Bathing was thought particularly useful in the case of skin disorders. As few people bathed regularly before the 19th century, bathing was a novel experience.

In Victorian times, treatments became increasingly exotic and elaborate. Water treatments included the Scottish Douche (alternate high-pressure sprays of hot and cold water), the Plombiere Douche (a mineral water enema), and the Needle Bath (a sort of high-pressure Jacuzzi).

Patients could also benefit from a number of different ‘pack’ therapies, such as the Fango Mud Pack. There were also electrical treatments on offer. Such treatments as ‘galvanising’ and the ‘Electro-Water Bath’ sound quite hazardous.

Old illustrations of Buxton

Prints and text about the Dukes of Devonshire

The text reads: Buxton came into the hands of the Cavendish family, later the Dukes of Devonshire, in 1552. Bess of Hardwick, third wife of Sir William Cavendish, persuaded her husband to exchange his estates in other parts of the country for land in Derbyshire. It was Bess who built the first great house at Chatsworth.

The fifth Duke is remembered as the founder of modern Buxton. He inherited the Devonshire estates in 1764, when he was 14, becoming the most desirable match in the kingdom. He remained a bachelor until he was 25, when he married Georgiana, the 17-year-old beautiful and captivating daughter of Earl Spencer. Georgiana raised the Devonshire title to new heights of social and political influence.

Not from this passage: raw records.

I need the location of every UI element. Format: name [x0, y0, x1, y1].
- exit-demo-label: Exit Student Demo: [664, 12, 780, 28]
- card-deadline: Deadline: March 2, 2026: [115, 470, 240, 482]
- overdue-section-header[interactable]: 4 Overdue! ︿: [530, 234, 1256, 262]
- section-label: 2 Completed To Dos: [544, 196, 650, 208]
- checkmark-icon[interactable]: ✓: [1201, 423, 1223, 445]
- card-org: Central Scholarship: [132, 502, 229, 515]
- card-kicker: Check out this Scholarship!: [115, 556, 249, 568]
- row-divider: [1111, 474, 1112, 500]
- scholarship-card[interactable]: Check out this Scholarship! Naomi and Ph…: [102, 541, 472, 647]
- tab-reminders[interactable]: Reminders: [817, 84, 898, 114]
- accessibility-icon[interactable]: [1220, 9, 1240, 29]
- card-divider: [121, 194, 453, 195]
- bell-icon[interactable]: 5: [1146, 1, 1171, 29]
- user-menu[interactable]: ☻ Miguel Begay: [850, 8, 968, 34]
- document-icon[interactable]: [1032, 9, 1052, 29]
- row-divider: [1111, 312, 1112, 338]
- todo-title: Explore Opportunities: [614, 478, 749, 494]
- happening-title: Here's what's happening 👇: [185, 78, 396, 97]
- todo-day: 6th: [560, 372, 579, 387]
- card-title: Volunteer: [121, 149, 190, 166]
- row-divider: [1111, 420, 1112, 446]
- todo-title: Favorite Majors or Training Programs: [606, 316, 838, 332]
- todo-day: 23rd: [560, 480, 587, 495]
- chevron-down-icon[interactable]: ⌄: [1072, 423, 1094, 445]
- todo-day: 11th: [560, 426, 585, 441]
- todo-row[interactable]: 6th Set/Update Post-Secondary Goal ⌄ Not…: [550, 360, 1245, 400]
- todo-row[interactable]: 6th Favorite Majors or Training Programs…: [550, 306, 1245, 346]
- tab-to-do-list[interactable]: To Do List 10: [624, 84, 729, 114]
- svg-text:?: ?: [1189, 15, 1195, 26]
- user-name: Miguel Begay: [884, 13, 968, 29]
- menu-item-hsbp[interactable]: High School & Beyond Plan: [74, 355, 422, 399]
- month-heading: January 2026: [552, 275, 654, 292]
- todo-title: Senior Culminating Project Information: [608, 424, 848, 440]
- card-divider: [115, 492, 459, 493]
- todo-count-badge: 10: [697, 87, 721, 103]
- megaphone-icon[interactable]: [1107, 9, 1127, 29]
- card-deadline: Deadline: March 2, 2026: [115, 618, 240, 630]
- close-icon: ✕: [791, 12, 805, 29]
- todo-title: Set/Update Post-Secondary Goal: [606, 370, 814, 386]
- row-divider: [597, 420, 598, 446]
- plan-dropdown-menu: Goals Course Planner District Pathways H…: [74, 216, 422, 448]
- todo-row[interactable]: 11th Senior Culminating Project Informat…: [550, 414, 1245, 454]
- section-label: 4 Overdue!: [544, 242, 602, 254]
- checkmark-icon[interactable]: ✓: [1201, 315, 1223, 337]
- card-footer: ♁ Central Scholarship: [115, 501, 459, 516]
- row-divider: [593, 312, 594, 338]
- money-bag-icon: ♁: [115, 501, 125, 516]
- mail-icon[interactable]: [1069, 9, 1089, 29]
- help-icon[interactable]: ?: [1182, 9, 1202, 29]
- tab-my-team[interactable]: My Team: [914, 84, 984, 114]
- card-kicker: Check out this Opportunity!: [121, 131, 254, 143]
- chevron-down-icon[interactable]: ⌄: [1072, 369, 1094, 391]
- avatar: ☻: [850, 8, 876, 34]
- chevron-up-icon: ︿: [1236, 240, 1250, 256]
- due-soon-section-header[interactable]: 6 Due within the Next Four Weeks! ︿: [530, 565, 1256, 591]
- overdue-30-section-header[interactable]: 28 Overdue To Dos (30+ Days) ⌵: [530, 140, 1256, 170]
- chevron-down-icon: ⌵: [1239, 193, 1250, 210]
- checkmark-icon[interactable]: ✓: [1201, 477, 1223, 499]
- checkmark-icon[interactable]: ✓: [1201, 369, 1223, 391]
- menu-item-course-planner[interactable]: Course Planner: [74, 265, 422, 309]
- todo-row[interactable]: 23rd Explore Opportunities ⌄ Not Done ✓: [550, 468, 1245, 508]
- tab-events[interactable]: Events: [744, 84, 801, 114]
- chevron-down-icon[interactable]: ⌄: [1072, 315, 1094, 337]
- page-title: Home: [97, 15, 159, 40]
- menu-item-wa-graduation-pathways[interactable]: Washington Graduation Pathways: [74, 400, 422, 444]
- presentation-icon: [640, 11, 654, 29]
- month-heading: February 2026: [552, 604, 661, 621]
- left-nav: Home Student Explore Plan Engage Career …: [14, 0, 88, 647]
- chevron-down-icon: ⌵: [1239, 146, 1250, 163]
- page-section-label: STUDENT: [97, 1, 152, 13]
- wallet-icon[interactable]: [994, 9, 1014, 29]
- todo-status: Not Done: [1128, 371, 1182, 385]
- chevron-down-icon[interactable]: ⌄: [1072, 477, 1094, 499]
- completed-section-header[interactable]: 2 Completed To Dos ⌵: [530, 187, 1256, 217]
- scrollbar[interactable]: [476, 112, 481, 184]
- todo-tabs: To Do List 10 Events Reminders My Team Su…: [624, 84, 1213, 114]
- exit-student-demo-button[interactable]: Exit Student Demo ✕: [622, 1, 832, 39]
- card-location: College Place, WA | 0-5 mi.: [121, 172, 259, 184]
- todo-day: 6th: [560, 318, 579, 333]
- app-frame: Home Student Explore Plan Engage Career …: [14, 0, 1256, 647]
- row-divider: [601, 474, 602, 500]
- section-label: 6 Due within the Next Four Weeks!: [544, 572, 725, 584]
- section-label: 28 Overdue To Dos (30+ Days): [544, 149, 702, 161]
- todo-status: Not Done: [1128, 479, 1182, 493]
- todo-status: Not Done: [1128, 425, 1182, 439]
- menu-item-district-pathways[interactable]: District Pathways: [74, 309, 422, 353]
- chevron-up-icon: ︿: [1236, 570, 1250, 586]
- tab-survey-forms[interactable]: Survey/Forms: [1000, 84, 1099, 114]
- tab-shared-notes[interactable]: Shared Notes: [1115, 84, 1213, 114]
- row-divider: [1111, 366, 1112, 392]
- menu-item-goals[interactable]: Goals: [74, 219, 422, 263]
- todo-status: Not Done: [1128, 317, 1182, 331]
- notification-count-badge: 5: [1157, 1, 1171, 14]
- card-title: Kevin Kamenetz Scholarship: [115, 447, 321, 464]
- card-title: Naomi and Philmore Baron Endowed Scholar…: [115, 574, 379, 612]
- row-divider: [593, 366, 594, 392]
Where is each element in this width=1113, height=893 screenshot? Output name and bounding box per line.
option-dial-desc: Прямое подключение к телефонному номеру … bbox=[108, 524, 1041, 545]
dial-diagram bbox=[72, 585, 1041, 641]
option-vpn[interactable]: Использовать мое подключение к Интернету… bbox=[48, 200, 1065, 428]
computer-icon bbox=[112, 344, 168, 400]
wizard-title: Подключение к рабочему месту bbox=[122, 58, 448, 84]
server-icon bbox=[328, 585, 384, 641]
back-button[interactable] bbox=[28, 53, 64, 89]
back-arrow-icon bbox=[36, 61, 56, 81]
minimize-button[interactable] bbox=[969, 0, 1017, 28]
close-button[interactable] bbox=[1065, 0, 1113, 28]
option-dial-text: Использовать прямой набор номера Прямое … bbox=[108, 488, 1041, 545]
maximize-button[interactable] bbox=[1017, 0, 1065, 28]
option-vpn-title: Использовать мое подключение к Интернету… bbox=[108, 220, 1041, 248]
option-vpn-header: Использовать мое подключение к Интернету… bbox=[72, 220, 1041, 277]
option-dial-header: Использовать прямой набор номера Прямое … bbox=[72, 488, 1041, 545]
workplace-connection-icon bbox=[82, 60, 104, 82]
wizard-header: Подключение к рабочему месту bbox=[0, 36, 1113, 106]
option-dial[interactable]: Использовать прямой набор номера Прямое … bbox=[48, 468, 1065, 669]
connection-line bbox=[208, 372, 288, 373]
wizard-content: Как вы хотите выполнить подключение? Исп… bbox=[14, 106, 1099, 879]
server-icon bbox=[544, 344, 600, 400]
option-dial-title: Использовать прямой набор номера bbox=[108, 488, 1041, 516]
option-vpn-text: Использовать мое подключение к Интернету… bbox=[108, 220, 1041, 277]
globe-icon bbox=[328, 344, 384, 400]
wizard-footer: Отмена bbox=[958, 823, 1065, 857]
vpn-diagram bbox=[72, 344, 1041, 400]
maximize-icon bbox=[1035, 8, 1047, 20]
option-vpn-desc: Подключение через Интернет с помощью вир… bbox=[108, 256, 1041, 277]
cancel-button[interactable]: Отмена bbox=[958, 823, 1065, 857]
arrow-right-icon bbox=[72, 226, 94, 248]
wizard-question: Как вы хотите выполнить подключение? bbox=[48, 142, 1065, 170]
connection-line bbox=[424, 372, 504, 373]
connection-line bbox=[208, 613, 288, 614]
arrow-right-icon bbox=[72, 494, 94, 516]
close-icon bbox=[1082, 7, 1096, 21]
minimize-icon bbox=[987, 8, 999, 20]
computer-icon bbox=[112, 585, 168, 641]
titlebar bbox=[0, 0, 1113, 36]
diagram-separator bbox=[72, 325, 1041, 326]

Left: William Cavendish, 5th Duke of Devonshire
Above: Georgiana, Duchess of Devonshire

An illustration of an 1860s view of the developing spa of Buxton from Corbar Woods

Prints and text about RR Duke

The text reads: Much of the appearance of Victorian Buxton was due to the efforts of Robert Rippon Duke. He came here in 1849, for the sake of his health, stayed 50 years, and lived to be 92.

He designed many of Buxton’s important buildings and laid out over 30 new roads. Perhaps his most impressive achievement is the design and construction of the dome covering the Devonshire Hospital.

When it was built, this was the largest unsupported dome in the world. Another dome designed by Duke tops the Concert Hall he built in Pavilion Gardens.

Besides designing and building churches, hotels, and baths, Duke was also the first president of the town’s Mechanics Institute, built to provide public education.

Above: The Concert Hall, which opened in 1876
Right: Robert Rippon Duke.

Prints and text about entertainment in Buxton

The text reads: The new visitors brought by the railway required new facilities. The Buxton Improvement Company, formed in 1870, developed the Pavilion Gardens. The 1876, Concert Hall was added by Robert Rippon Duke.

The Pavilion Theatre, later the Hippodrome Cinema and now the Paxton Suite, opened in 1889. This was followed in 1903 by the Opera House, designed by the great theatre-designer Frank Matcham.

Pooles Cavern, close by, had been an attraction for hundreds of years.